Happy New Year! I'm a little late in wishing you the best possible start to 2014 I know but it may be that you have just discovered me and my world by arriving at this blog post, in which case, I haven't had the chance to wish you this before. If I do know you, other than the per functionary Facebook status around midnight on January 1st, I probably haven't had the chance to wish you this either.

On 31st December, I wrote a Facebook status declaring;

"At midnight today, we will be able to officially celebrate the first year in William's life ever with no emergency hospital admissions. Been a few close shaves but we made it!"

The next day, William woke telling me he had gained weight over Christmas. William is tube fed overnight and, other than 'chip shop chips,'  crisps and milk, has very little else, Christmas or not, so I knew that wasn't the case. "I can't even bend over," he explained. I looked up and saw he was right, his tummy was huge and rock hard. He had eaten some chips the night before and it turned out they had blocked his bowel and took all day to work their way through, undigested, into his illeostomy, the end of his small bowel that comes out through the skin on his tummy and into a bag.

Overnight on January 1st William lost two litres of fluid through his stoma. Our protocol is to contact his specialist transplant team if it's over a litre in 24 hours! My celebrations of a year clear of emergencies was clearly not going to last into a new one. By January 3rd, Wills was lying on a trolley in A and E unable to tolerate any food or fluid into his bowel and so dehydrated he was in renal failure. He is now well hydrated, thanks to IV fluids. We are currently residing at Birmingham Children's Hospital with the specialist team that have looked after William since his transplant in 2008.  His bowel still isn't working and he's being fed by TPN, a specialist feed comprising every nutritional element he needs,  delivered by drip straight into the main blood stream.

On Wednesday, William will get a Hickman Line and I will be in charge of taking care of a line that, if handled wrongly, could introduce an infection or air bubble that could kill him. There is every chance he will go home needing TPN for a while. We have been here before and, with the gift of hindsight, I can look back on the lessons I have learned. There are many medical and clinical lessons, such as limiting the number of people who access the line to limit infection (read, only me and nurses I trust 100% are allowed anywhere near it!) But, more importantly, are the lessons I have learned about myself. It is all too easily to loose yourself, your own identity, spirit and creativity in this sanitised, medical world full of procedures, life and death treatments and worry. I have let this happen to me before and this time round, I am determined not to.

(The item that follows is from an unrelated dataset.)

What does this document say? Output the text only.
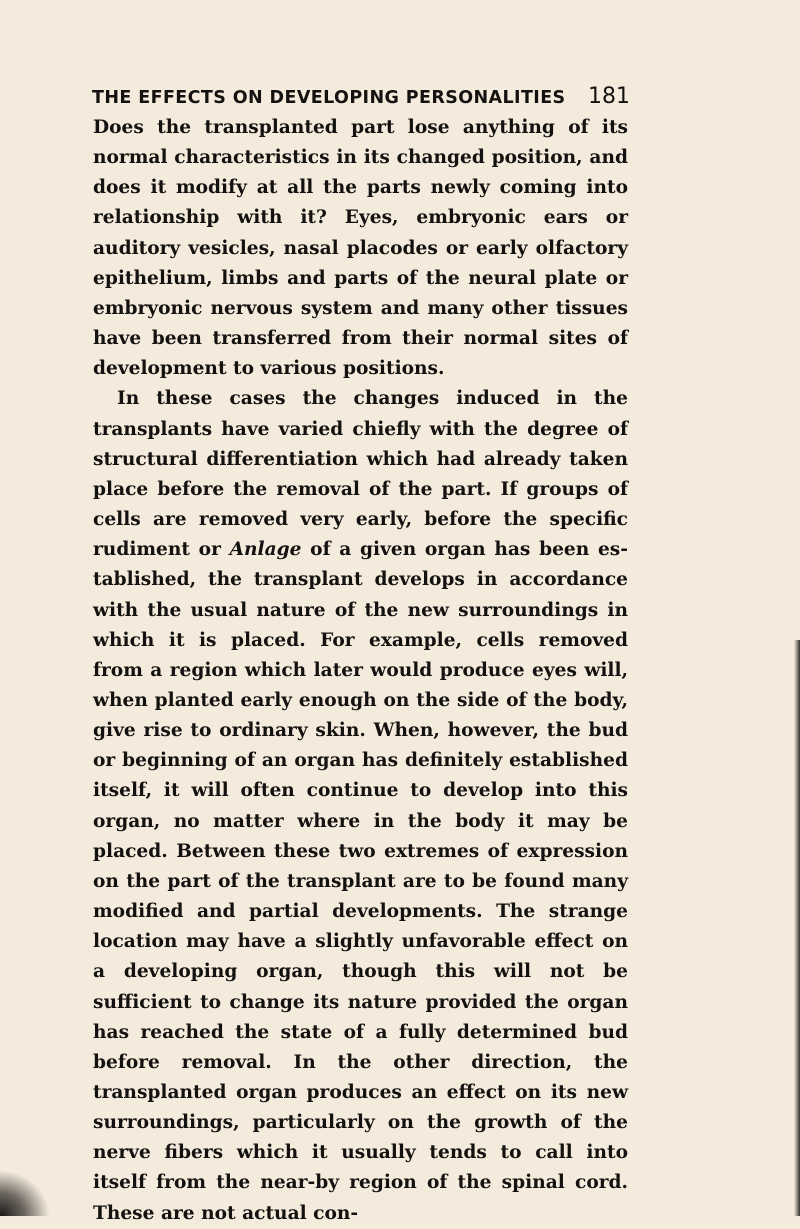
THE EFFECTS ON DEVELOPING PERSONALITIES 181

Does the transplanted part lose anything of its normal characteristics in its changed position, and does it modify at all the parts newly coming into relationship with it? Eyes, embryonic ears or auditory vesicles, nasal placodes or early olfactory epithelium, limbs and parts of the neural plate or embryonic nervous system and many other tissues have been transferred from their normal sites of development to various positions.

In these cases the changes induced in the transplants have varied chiefly with the degree of structural differentiation which had already taken place before the removal of the part. If groups of cells are removed very early, before the specific rudiment or Anlage of a given organ has been established, the transplant develops in accordance with the usual nature of the new surroundings in which it is placed. For example, cells removed from a region which later would produce eyes will, when planted early enough on the side of the body, give rise to ordinary skin. When, however, the bud or beginning of an organ has definitely established itself, it will often continue to develop into this organ, no matter where in the body it may be placed. Between these two extremes of expression on the part of the transplant are to be found many modified and partial developments. The strange location may have a slightly unfavorable effect on a developing organ, though this will not be sufficient to change its nature provided the organ has reached the state of a fully determined bud before removal. In the other direction, the transplanted organ produces an effect on its new surroundings, particularly on the growth of the nerve fibers which it usually tends to call into itself from the near-by region of the spinal cord. These are not actual con-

This blog will follow my quest to remain Sarah, a writer and creative individual with her own dreams, hopes, ambitions and needs whilst living in hospitals, living with uncertainty and managing the complicated care of a child, alongside his emotional needs and those of his two older sisters. It won't always be easy to remember I am more that just William's Mum, and to remind other of that fact too. I know but, with some care and a lot of juggling, I know that this is still going to be a Happy New Year!